According to a new report by the McKinsey Global Institute, real estate values in Florida will continue to drop due to climate change and rising sea levels. The report found that real estate values have already dropped by an estimated $5 billion dollars and that number could climb to $80 billion over the next 30 years.

“While the Florida residential real estate market remains robust today, climate risk poses a potential threat to asset prices,” the 29-page report advised.

The McKinsey Global Institute projects that property values could decline by between $10 and $30 billion by 2030 and that number could jump up to $30 to $80 billion by 2050.

“The devaluation could be larger, and potentially result in an absolute decline in the value of homes relative to their prices today, for example, if flooding regularly affects public infrastructure or if homeowners more aggressively factor climate risk into their buying decisions,” the report warns.

Storm Surge and Nuisance Flooding the Biggest Problem

The report focused on the impact that storm surge and tidal flooding will have on property rates. This type of flood damage is often called “nuisance” flooding and it often takes place even when there is no severe weather such as a hurricane. 

Data shows that nuisance flooding is roughly 300% to 900% more frequent in U.S. coastal areas now than it was a mere 50 years ago.
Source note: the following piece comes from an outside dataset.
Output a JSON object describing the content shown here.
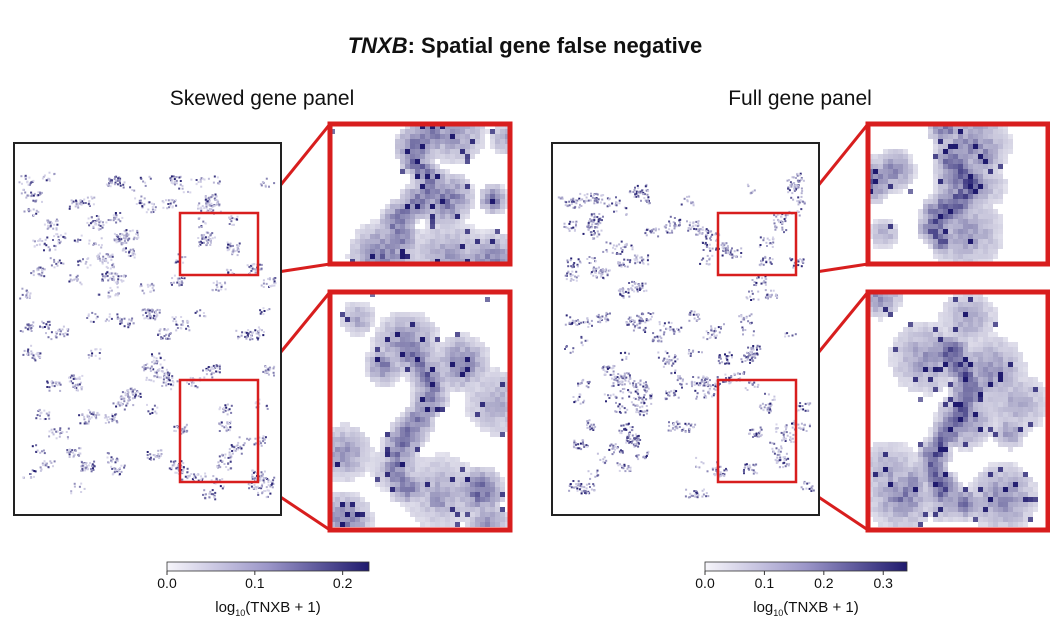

This is only expected to get worse as sea levels rise due to ocean warming and higher atmospheric temperatures. Warmer temperatures lead to expanding ocean waters and melting glaciers and ice sheets which raise ocean levels. 
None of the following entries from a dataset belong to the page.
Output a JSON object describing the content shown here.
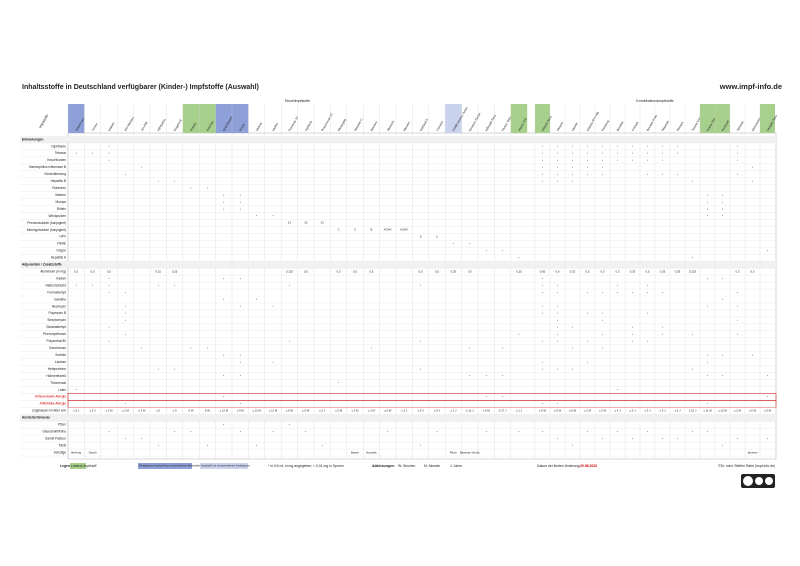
{
  "header": {
    "title": "Inhaltsstoffe in Deutschland verfügbarer (Kinder-) Impfstoffe (Auswahl)",
    "url": "www.impf-info.de"
  },
  "table": {
    "corner": "Impfstoffe",
    "groups": [
      {
        "label": "Einzelimpfstoffe",
        "from": 0,
        "to": 27
      },
      {
        "label": "Kombinationsimpfstoffe",
        "from": 28,
        "to": 43
      }
    ],
    "columns": [
      {
        "name": "Tetanol pur",
        "color": "#8ea0d8"
      },
      {
        "name": "Td-pur"
      },
      {
        "name": "Infanrix"
      },
      {
        "name": "IPV Merieux"
      },
      {
        "name": "Act-HIB"
      },
      {
        "name": "HBVaxPro"
      },
      {
        "name": "Engerix-B"
      },
      {
        "name": "Rotarix",
        "color": "#a8d08d"
      },
      {
        "name": "RotaTeq",
        "color": "#a8d08d"
      },
      {
        "name": "M-M-RVaxPro",
        "color": "#8ea0d8"
      },
      {
        "name": "Priorix",
        "color": "#8ea0d8"
      },
      {
        "name": "Varivax"
      },
      {
        "name": "Varilrix"
      },
      {
        "name": "Prevenar 13"
      },
      {
        "name": "Synflorix"
      },
      {
        "name": "Pneumovax 23"
      },
      {
        "name": "Menjugate"
      },
      {
        "name": "NeisVac-C"
      },
      {
        "name": "Bexsero"
      },
      {
        "name": "Nimenrix"
      },
      {
        "name": "Menveo"
      },
      {
        "name": "Gardasil 9"
      },
      {
        "name": "Cervarix"
      },
      {
        "name": "FSME-Immun Junior",
        "color": "#c9d3ee"
      },
      {
        "name": "Encepur Kinder"
      },
      {
        "name": "Influsplit Tetra"
      },
      {
        "name": "Fluenz Tetra"
      },
      {
        "name": "Havrix 720",
        "color": "#a8d08d"
      },
      {
        "name": "Infanrix hexa",
        "color": "#a8d08d"
      },
      {
        "name": "Hexyon"
      },
      {
        "name": "Vaxelis"
      },
      {
        "name": "Infanrix-IPV+Hib"
      },
      {
        "name": "Pentavac"
      },
      {
        "name": "Boostrix"
      },
      {
        "name": "Covaxis"
      },
      {
        "name": "Boostrix Polio"
      },
      {
        "name": "Repevax"
      },
      {
        "name": "Revaxis"
      },
      {
        "name": "Twinrix Kinder"
      },
      {
        "name": "Priorix-Tetra",
        "color": "#a8d08d"
      },
      {
        "name": "ProQuad",
        "color": "#a8d08d"
      },
      {
        "name": "Tetravac"
      },
      {
        "name": "Quinvaxem"
      },
      {
        "name": "Vaxigrip Tetra",
        "color": "#a8d08d"
      }
    ],
    "rows": [
      {
        "label": "Erkrankungen",
        "section": true
      },
      {
        "label": "Diphtherie",
        "cells": {
          "2": "•",
          "28": "•",
          "29": "•",
          "30": "•",
          "31": "•",
          "32": "•",
          "33": "•",
          "34": "•",
          "35": "•",
          "36": "•",
          "37": "•",
          "41": "•"
        }
      },
      {
        "label": "Tetanus",
        "cells": {
          "0": "•",
          "1": "•",
          "2": "•",
          "28": "•",
          "29": "•",
          "30": "•",
          "31": "•",
          "32": "•",
          "33": "•",
          "34": "•",
          "35": "•",
          "36": "•",
          "37": "•",
          "41": "•"
        }
      },
      {
        "label": "Keuchhusten",
        "cells": {
          "2": "•",
          "28": "•",
          "29": "•",
          "30": "•",
          "31": "•",
          "32": "•",
          "33": "•",
          "34": "•",
          "35": "•",
          "36": "•",
          "41": "•"
        }
      },
      {
        "label": "Haemophilus influenzae B",
        "cells": {
          "4": "•",
          "28": "•",
          "29": "•",
          "30": "•",
          "31": "•",
          "32": "•",
          "42": "•"
        }
      },
      {
        "label": "Kinderlähmung",
        "cells": {
          "3": "•",
          "28": "•",
          "29": "•",
          "30": "•",
          "31": "•",
          "32": "•",
          "35": "•",
          "36": "•",
          "37": "•",
          "41": "•"
        }
      },
      {
        "label": "Hepatitis B",
        "cells": {
          "5": "•",
          "6": "•",
          "28": "•",
          "29": "•",
          "30": "•",
          "38": "•",
          "42": "•"
        }
      },
      {
        "label": "Rotaviren",
        "cells": {
          "7": "•",
          "8": "•"
        }
      },
      {
        "label": "Masern",
        "cells": {
          "9": "•",
          "10": "•",
          "39": "•",
          "40": "•"
        }
      },
      {
        "label": "Mumps",
        "cells": {
          "9": "•",
          "10": "•",
          "39": "•",
          "40": "•"
        }
      },
      {
        "label": "Röteln",
        "cells": {
          "9": "•",
          "10": "•",
          "39": "•",
          "40": "•"
        }
      },
      {
        "label": "Windpocken",
        "cells": {
          "11": "•",
          "12": "•",
          "39": "•",
          "40": "•"
        }
      },
      {
        "label": "Pneumokokken (konjugiert)",
        "cells": {
          "13": "13",
          "14": "10",
          "15": "23"
        }
      },
      {
        "label": "Meningokokken (konjugiert)",
        "cells": {
          "16": "C",
          "17": "C",
          "18": "B",
          "19": "ACWY",
          "20": "ACWY"
        }
      },
      {
        "label": "HPV",
        "cells": {
          "21": "9",
          "22": "2"
        }
      },
      {
        "label": "FSME",
        "cells": {
          "23": "•",
          "24": "•"
        }
      },
      {
        "label": "Grippe",
        "cells": {
          "25": "•",
          "26": "•",
          "43": "•"
        }
      },
      {
        "label": "Hepatitis A",
        "cells": {
          "27": "•",
          "38": "•"
        }
      },
      {
        "label": "Adjuvantien / Zusatzstoffe",
        "section": true
      },
      {
        "label": "Aluminium (in mg)",
        "cells": {
          "0": "0,5",
          "1": "0,5",
          "2": "0,5",
          "5": "0,25",
          "6": "0,25",
          "13": "0,125",
          "14": "0,5",
          "16": "0,3",
          "17": "0,5",
          "18": "0,5",
          "21": "0,5",
          "22": "0,5",
          "23": "0,35",
          "24": "0,3",
          "27": "0,25",
          "28": "0,82",
          "29": "0,6",
          "30": "0,32",
          "31": "0,5",
          "32": "0,3",
          "33": "0,3",
          "34": "0,33",
          "35": "0,5",
          "36": "0,33",
          "37": "0,35",
          "38": "0,225",
          "41": "0,3",
          "42": "0,3"
        }
      },
      {
        "label": "Kalium",
        "cells": {
          "2": "•",
          "9": "•",
          "10": "•",
          "28": "•",
          "39": "•",
          "40": "•"
        }
      },
      {
        "label": "Natriumchlorid",
        "cells": {
          "0": "•",
          "1": "•",
          "2": "•",
          "5": "•",
          "6": "•",
          "13": "•",
          "21": "•",
          "28": "•",
          "29": "•",
          "33": "•",
          "35": "•"
        }
      },
      {
        "label": "Formaldehyd",
        "cells": {
          "2": "•",
          "3": "•",
          "28": "•",
          "29": "•",
          "31": "•",
          "32": "•",
          "33": "•",
          "34": "•",
          "35": "•",
          "36": "•",
          "41": "•"
        }
      },
      {
        "label": "Gelatine",
        "cells": {
          "9": "•",
          "11": "•",
          "40": "•"
        }
      },
      {
        "label": "Neomycin",
        "cells": {
          "3": "•",
          "10": "•",
          "12": "•",
          "28": "•",
          "29": "•",
          "39": "•",
          "41": "•"
        }
      },
      {
        "label": "Polymyxin B",
        "cells": {
          "3": "•",
          "28": "•",
          "29": "•",
          "31": "•",
          "32": "•",
          "35": "•"
        }
      },
      {
        "label": "Streptomycin",
        "cells": {
          "3": "•",
          "29": "•",
          "32": "•",
          "41": "•"
        }
      },
      {
        "label": "Glutaraldehyd",
        "cells": {
          "2": "•",
          "29": "•",
          "30": "•",
          "34": "•",
          "36": "•"
        }
      },
      {
        "label": "Phenoxyethanol",
        "cells": {
          "3": "•",
          "27": "•",
          "29": "•",
          "32": "•",
          "34": "•",
          "36": "•",
          "38": "•",
          "41": "•"
        }
      },
      {
        "label": "Polysorbat 80",
        "cells": {
          "2": "•",
          "13": "•",
          "21": "•",
          "28": "•",
          "29": "•",
          "31": "•",
          "34": "•",
          "35": "•"
        }
      },
      {
        "label": "Saccharose",
        "cells": {
          "4": "•",
          "7": "•",
          "8": "•",
          "18": "•",
          "24": "•",
          "26": "•",
          "30": "•",
          "32": "•"
        }
      },
      {
        "label": "Sorbitol",
        "cells": {
          "9": "•",
          "10": "•",
          "39": "•",
          "40": "•",
          "42": "•"
        }
      },
      {
        "label": "Lactose",
        "cells": {
          "10": "•",
          "12": "•",
          "28": "•",
          "31": "•",
          "39": "•"
        }
      },
      {
        "label": "Hefeproteine",
        "cells": {
          "5": "•",
          "6": "•",
          "21": "•",
          "28": "•",
          "29": "•",
          "30": "•",
          "38": "•"
        }
      },
      {
        "label": "Hühnereiweiß",
        "cells": {
          "9": "•",
          "10": "•",
          "24": "•",
          "25": "•",
          "26": "•",
          "39": "•",
          "40": "•",
          "43": "•"
        }
      },
      {
        "label": "Thiomersal",
        "cells": {
          "16": "•"
        }
      },
      {
        "label": "Latex",
        "cells": {
          "0": "•",
          "33": "•"
        }
      },
      {
        "label": "Hühnereiweiß-Allergie",
        "color": "#d00000",
        "cells": {
          "9": "•",
          "25": "•",
          "26": "•",
          "43": "•"
        }
      },
      {
        "label": "Antibiotika-Allergie",
        "color": "#d00000",
        "cells": {
          "3": "•",
          "10": "•",
          "28": "•",
          "29": "•",
          "39": "•"
        }
      },
      {
        "label": "Zugelassen im Alter von",
        "cells": {
          "0": "≥ 5 J",
          "1": "≥ 5 J",
          "2": "≥ 2 M",
          "3": "≥ 2 M",
          "4": "≥ 2 M",
          "5": "≥ 0",
          "6": "≥ 0",
          "7": "6 W",
          "8": "6 W",
          "9": "≥ 12 M",
          "10": "≥ 9 M",
          "11": "≥ 12 M",
          "12": "≥ 11 M",
          "13": "≥ 6 W",
          "14": "≥ 6 W",
          "15": "≥ 2 J",
          "16": "≥ 2 M",
          "17": "≥ 2 M",
          "18": "≥ 2 M",
          "19": "≥ 6 W",
          "20": "≥ 2 J",
          "21": "≥ 9 J",
          "22": "≥ 9 J",
          "23": "≥ 1 J",
          "24": "1-11 J",
          "25": "≥ 6 M",
          "26": "2-17 J",
          "27": "≥ 1 J",
          "28": "≥ 6 W",
          "29": "≥ 6 W",
          "30": "≥ 6 W",
          "31": "≥ 2 M",
          "32": "≥ 2 M",
          "33": "≥ 4 J",
          "34": "≥ 3 J",
          "35": "≥ 3 J",
          "36": "≥ 3 J",
          "37": "≥ 6 J",
          "38": "1-15 J",
          "39": "≥ 11 M",
          "40": "≥ 12 M",
          "41": "≥ 2 M",
          "42": "≥ 6 W",
          "43": "≥ 6 M"
        }
      },
      {
        "label": "Herstellerhinweise",
        "section": true
      },
      {
        "label": "Pfizer",
        "cells": {
          "13": "•",
          "9": "•"
        }
      },
      {
        "label": "GlaxoSmithKline",
        "cells": {
          "2": "•",
          "6": "•",
          "7": "•",
          "10": "•",
          "12": "•",
          "14": "•",
          "19": "•",
          "22": "•",
          "25": "•",
          "27": "•",
          "28": "•",
          "31": "•",
          "33": "•",
          "35": "•",
          "38": "•",
          "39": "•"
        }
      },
      {
        "label": "Sanofi Pasteur",
        "cells": {
          "3": "•",
          "4": "•",
          "29": "•",
          "32": "•",
          "34": "•",
          "36": "•",
          "37": "•",
          "41": "•",
          "43": "•"
        }
      },
      {
        "label": "MSD",
        "cells": {
          "5": "•",
          "8": "•",
          "11": "•",
          "15": "•",
          "21": "•",
          "30": "•",
          "40": "•"
        }
      },
      {
        "label": "Sonstige",
        "cells": {
          "0": "Behring",
          "1": "Sanofi",
          "17": "Baxter",
          "18": "Novartis",
          "23": "Pfizer",
          "24": "Bavarian Nordic",
          "42": "Janssen"
        }
      }
    ]
  },
  "legend": {
    "title": "Legende",
    "live": "Lebend-Impfstoff",
    "reactogenic": "Reaktogener Impfstoff aus verschiedenen Bestandteilen",
    "combo": "Impfstoff mit verschiedenen Antikörpern",
    "note": "* in 0,5 ml; in mg angegeben; < 0,01 mg in Spuren",
    "abbrev_title": "Abkürzungen:",
    "abbrev": [
      "W: Wochen",
      "M: Monate",
      "J: Jahre"
    ],
    "date_label": "Datum der letzten Änderung:",
    "date": "20.08.2020",
    "copyright": "©Dr. med. Steffen Rabe (impf-info.de)"
  }
}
In addition to higher water levels, warmer ocean temps lead to more intense storms and hurricanes which often results in storm surge. 

The Sunshine State is particularly vulnerable to the impacts of climate changes as real estate is a major economic driver in Florida. According to the report, Florida brings in about 22% of its GDP which translates into about $1 trillion, from real estate.

Currently, 30 percent of local government tax revenue comes from property taxes and about two thirds Florida’s 22 million people live in counties that border the coast. In addition, about 10 percent of the population have a home that is at an elevation of less than 5 feet above sea level.

Some Areas Hit Harder Than Others

The rising sea levels will hit some areas of Florida harder than others according to the report. Roughly nine Florida counties are most at risk for property value declines. These counties include: Palm Beach, Broward and Miami-Dade as well as Citrus, Pinellas, Manatee and Lee on the Gulf Coast. St. John’s on the Atlantic Coast and Monroe County in the Florida Keys are also at increased risk when compared to the rest of the state. 

In addition to dropping home values, homeowners in these areas have to deal with higher Florida homeowner insurance premiums as well as higher maintenance costs for the property. 

“Home prices may be influenced not just by today’s level of hazard, but also by expectations of how hazards could evolve,” the McKinsey report stated. “The resale potential, maintenance costs, and comfort and convenience of a home in the future are all factors buyers consider.”

The McKinsey report is just one analysis that paints a not so rosy picture of Florida’s property value future due to climate change and rising sea levels. Other reports have predicted that lenders may stop offering 30-year mortgages in areas that they feel are vulnerable to flooding and rising sea levels. 

Unfortunately, home buyers and investors have paid little attention to these warnings, it is estimated that 640 people a day moved to the state last year. The Florida Chamber of Commerce currently projects Florida’s population will hit 26 million in the next decade with the majority of the growth expected to be in coastal areas.